Now in its 15th year of operation, FASPE annually grants 80 to 90 fellowships to graduate students and early-career professionals in the fields of law, business, clergy, design and technology, journalism and medicine. Sevart joins a diverse group of over 80 FASPE fellows across all six programs who were selected through a competitive process that drew applicants from across the world.
“I look forward to meeting the other fellows, studying the role of lawyers in the Holocaust, and reasoning together about legal ethics issues facing lawyers today,” Sevart said.

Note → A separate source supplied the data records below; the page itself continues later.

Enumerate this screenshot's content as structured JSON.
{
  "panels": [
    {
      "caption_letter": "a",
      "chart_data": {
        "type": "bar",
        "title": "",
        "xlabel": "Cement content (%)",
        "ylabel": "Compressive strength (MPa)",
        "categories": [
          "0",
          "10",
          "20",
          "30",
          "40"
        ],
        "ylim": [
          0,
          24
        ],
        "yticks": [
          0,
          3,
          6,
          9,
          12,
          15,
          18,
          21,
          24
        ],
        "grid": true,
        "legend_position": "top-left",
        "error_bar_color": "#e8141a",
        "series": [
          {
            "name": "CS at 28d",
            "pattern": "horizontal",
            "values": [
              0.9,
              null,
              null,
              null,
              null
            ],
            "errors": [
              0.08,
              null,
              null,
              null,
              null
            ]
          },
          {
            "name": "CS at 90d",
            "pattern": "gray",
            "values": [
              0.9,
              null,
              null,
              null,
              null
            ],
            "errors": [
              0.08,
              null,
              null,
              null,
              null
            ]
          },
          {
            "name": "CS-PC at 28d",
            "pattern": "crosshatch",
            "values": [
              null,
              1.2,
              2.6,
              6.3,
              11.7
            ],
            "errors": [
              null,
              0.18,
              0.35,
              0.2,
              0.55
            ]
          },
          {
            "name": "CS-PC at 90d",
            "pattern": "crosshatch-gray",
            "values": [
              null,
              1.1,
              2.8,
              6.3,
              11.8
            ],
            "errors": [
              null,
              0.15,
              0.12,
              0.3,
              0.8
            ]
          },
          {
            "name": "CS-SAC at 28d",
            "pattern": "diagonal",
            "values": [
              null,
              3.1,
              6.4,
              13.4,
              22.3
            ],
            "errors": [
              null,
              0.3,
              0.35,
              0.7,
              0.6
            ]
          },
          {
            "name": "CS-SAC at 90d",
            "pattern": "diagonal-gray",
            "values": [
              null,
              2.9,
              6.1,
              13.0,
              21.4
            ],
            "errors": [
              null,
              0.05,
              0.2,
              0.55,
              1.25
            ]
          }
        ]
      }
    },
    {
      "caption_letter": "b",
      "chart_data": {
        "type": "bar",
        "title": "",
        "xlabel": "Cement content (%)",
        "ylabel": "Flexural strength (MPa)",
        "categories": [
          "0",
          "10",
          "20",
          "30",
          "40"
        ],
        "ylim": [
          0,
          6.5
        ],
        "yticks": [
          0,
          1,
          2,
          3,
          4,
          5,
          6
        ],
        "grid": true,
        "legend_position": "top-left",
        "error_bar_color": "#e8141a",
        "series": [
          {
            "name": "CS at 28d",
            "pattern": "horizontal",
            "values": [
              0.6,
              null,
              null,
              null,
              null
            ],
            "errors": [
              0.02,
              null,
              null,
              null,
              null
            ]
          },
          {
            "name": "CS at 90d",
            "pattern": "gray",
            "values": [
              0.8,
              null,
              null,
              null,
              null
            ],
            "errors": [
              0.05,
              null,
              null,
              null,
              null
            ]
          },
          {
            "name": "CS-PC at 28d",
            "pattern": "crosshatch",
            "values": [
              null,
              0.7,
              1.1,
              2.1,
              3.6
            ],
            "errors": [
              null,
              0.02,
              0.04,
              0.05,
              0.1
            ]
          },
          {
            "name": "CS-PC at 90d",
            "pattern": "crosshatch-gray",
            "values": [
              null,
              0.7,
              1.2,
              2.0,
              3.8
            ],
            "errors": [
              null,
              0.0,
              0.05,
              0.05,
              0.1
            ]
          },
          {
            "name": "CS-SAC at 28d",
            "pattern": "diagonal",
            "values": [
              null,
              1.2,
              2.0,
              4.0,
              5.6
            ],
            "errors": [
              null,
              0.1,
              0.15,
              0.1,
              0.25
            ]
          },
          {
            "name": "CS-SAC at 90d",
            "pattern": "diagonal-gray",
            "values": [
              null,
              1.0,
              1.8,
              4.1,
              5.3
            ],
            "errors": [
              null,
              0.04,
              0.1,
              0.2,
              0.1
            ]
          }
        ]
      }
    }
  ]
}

Fellows use the conduct of professionals in Nazi-occupied Europe as an initial framework for approaching ethical responsibility in the professions today. The FASPE curriculum takes advantage of the power of place with daily seminars and dialogue at sites of historic importance, often specific to their profession.
“By educating students about the causes of the Holocaust and the power of their chosen professions, FASPE seeks to instill a sense of professional responsibility for the ethical and moral choices that the fellows will make in their careers and in their professional relationships,” said David Goldman, FASPE’s chairman.
Sevart, of Whitefish Bay, is a Double Badger. He is a senior managing editor for the Wisconsin Law Review and a research assistant for Professor Heinz Klug. He has interned at the Wisconsin Supreme Court, the U.S. House of Representatives, the U.S. Department of Justice and the Administrative Conference of the United States. After graduation, he will clerk on the U.S. Court of Appeals for the Seventh Circuit and hopes to work as an appellate litigator.